London's Sinful Secret: The Bawdy History and Very Public Passions of London's Georgian Age by Dan Cruickshank
Author:Dan Cruickshank [Cruickshank, Dan]
Language: eng
Format: epub
Tags: Europe, Great Britain, History, Social History, Social Science
ISBN: 0312658982
Google: wdOiNVveUoQC
Amazon: B0049MPVR2
Publisher: St. Martin's Press
Published: 2010-11-23T03:00:00+00:00
Act Three
The Taste of Sin
Twelve
Vice Takes Centre Stage
John Gay’s The Beggar’s Opera
Prostitution shaped London’s economy and physical appearance, but its influence was more pervasive than that. It extended as far as the visual arts, literature, and even into such apparently esoteric areas as aesthetics, antiquarianism and the study of the ancient and primitive worlds. In fact, it transformed the social attitudes and taste of an entire age. And as attitudes and taste changed, they in turn influenced the general perception of prostitution.
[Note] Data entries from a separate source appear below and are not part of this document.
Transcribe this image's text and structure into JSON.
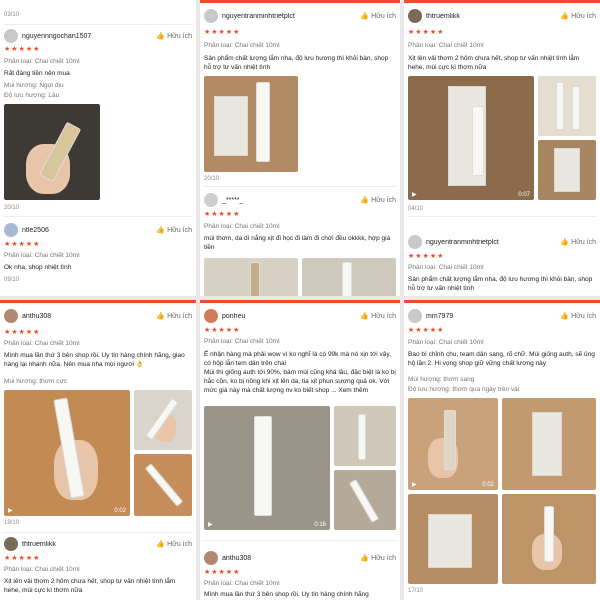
{
  "common": {
    "helpful": "Hữu ích",
    "category": "Phân loại: Chai chiết 10ml",
    "stars": "★★★★★",
    "video_icon": "▶",
    "accent": "#ee4d2d"
  },
  "col1": {
    "top_date": "03/10",
    "r1": {
      "user": "nguyennngochan1507",
      "scent": "Mùi hương: Ngọt dịu",
      "duration": "Độ lưu hương: Lâu",
      "text": "Rất đáng tiền nên mua",
      "date": "20/10"
    },
    "r2": {
      "user": "ntle2506",
      "text": "Ok nha, shop nhiệt tình",
      "date": "09/10"
    },
    "r3": {
      "user": "anthu308",
      "text": "Mình mua lần thứ 3 bên shop rồi. Uy tín hàng chính hãng, giao hàng lại nhanh nữa. Nên mua nha mọi người 👌",
      "scent": "Mùi hương: thơm cực",
      "video_time": "0:02",
      "date": "19/10"
    },
    "r4": {
      "user": "thtruemlikk",
      "text": "Xịt lên vải thơm 2 hôm chưa hết, shop tư vấn nhiệt tình lắm hehe, mùi cực kì thơm nữa"
    }
  },
  "col2": {
    "r1": {
      "user": "nguyentranminhtrietplct",
      "text": "Sản phẩm chất lượng lắm nha, độ lưu hương thì khỏi bàn, shop hỗ trợ tư vấn nhiệt tình",
      "date": "20/10"
    },
    "r2": {
      "user": "_*****_",
      "text": "mùi thơm, da dì nắng xịt đi học đi làm đi chơi đều okkkk, hợp giá tiền"
    },
    "r3": {
      "user": "ponheu",
      "text": "Ế nhận hàng mà phải wow vì ko nghĩ là có 99k mà nó xịn tới vậy, có hộp lẫn tem dán trên chai",
      "text2": "Mùi thì giống auth tới 90%, bám mùi cũng khá lâu, đặc biệt là ko bị hắc cồn, ko bị nồng khi xịt lên da, tia xịt phun sương quá ok. Với mức giá này mà chất lượng nv ko biết shop ... Xem thêm",
      "video_time": "0:16"
    },
    "r4": {
      "user": "anthu308",
      "text": "Mình mua lần thứ 3 bên shop rồi. Uy tín hàng chính hãng"
    }
  },
  "col3": {
    "r1": {
      "user": "thtruemlikk",
      "text": "Xịt lên vải thơm 2 hôm chưa hết, shop tư vấn nhiệt tình lắm hehe, mùi cực kì thơm nữa",
      "video_time": "0:07",
      "date": "04/10"
    },
    "r2": {
      "user": "nguyentranminhtrietplct",
      "text": "Sản phẩm chất lượng lắm nha, độ lưu hương thì khỏi bàn, shop hỗ trợ tư vấn nhiệt tình"
    },
    "r3": {
      "user": "mm7979",
      "text": "Bao bì chỉnh chu, team dân sang, rõ chữ. Mùi giống auth, sẽ ủng hộ lần 2. Hi vọng shop giữ vững chất lượng này",
      "scent": "Mùi hương: thơm sang",
      "duration": "Độ lưu hương: thơm qua ngày trên vải",
      "video_time": "0:02",
      "date": "17/10"
    }
  }
}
If there is a single event that epitomises this transformation it is the first performance of John Gay’s The Beggar’s Opera in January 1728. The Beggar’s Opera was a phenomenon. It marked a complete stylistic break from the Italian-style operas that had been so popular up until then, substituting simple ballads in English for highly wrought arias in a language most of the audience would not have understood. Its subject matter could not have been more different, either. Italian opera was not rooted in a world that any of its audience would actually have experienced – it was exotic and heroic, drawing heavily from history and legend. The Beggar’s Opera, by contrast, was unashamedly topical and unheroic. It offered a shrewd critique of the morality of the age, exposing and attacking the political corruption, greed and bullying behaviour of the upper echelons of society, with a plot centred upon London’s underworld and a castlist of harlots and robbers. This low-life setting was offered as a metaphor for the immoral worlds of politics and exploitative business, with the Whig administration of Sir Robert Walpole being a particular target. The opera asked a simple question. Who is the more corrupt: the powerful man who uses and abuses his position with impunity so as to indulge his own lusts and greed, or the poor man and the harlot, victims of circumstance, who are forced into crime or immorality in order to stay alive – and almost invariably punished by death?
The opera – a huge and instant success – turned the world upside down. It made the sex industry and low-life in general romantic. It transformed outlaws into, if not exactly paradigms of morality, utterly compelling anti-heroes, and it suggested that the apparently respectable but self-seeking ruling classes who lived as though they were above the law were the real villains and hypocritical corruptors of society.